During this tutorial you’ve learned how to:

  • Create a shopping cart
  • Add products to the cart – and add multiple products to cart with a single click
  • Modify the checkout procedure

In the next tutorial you will be introduced to the powerful New Indexing engine – and use it to create a free-text search in the product catalog.

If you have extra time, or you’re extra curious, consider doing one or more of the extra exercises below.

Dynamicweb features a dedicated system for handling inquiries and quotations.

Inquiries are created from frontend by customers, who add products to and submit a quotes cart – the inquiry can then be processed from the backend by sales staff.
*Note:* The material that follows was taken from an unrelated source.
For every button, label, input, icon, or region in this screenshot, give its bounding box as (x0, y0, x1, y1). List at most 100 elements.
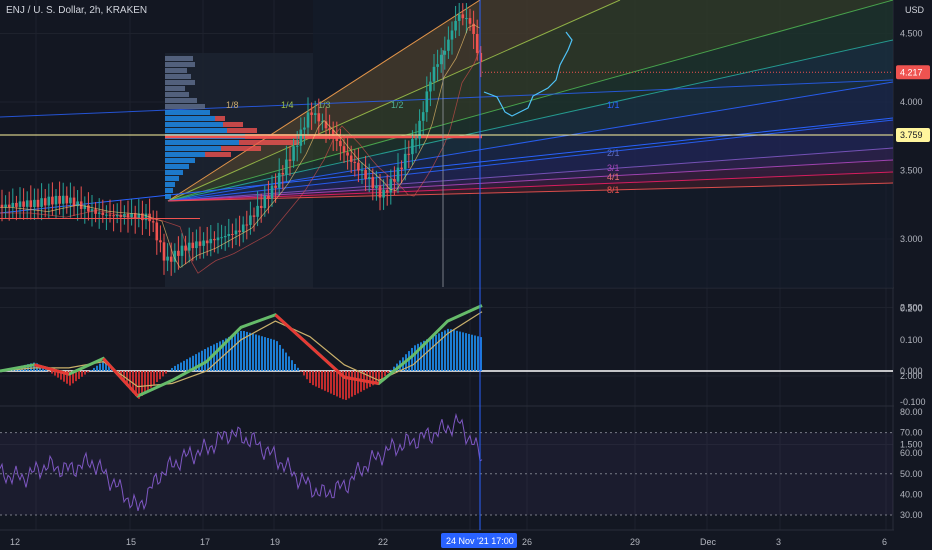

To implement quotes, you must:

  • Create an order context and a quotes cart
  • Render an add to quote cart
  • Set up a Customer Center app on the My Profile page – this will allow the customer to accept or reject a quote after sales staff has processed the inquiry

Go to the manual page for quotes and follow the steps to implement quotes on your solution.

A lot of potential sales are lost because users add products to the cart and then – for various reasons – don’t complete an order. Some of these users may complete an order if only they are reminded that they forgot to check out.

Follow the guide for setting up an abandoned shopping cart campaign to try it out.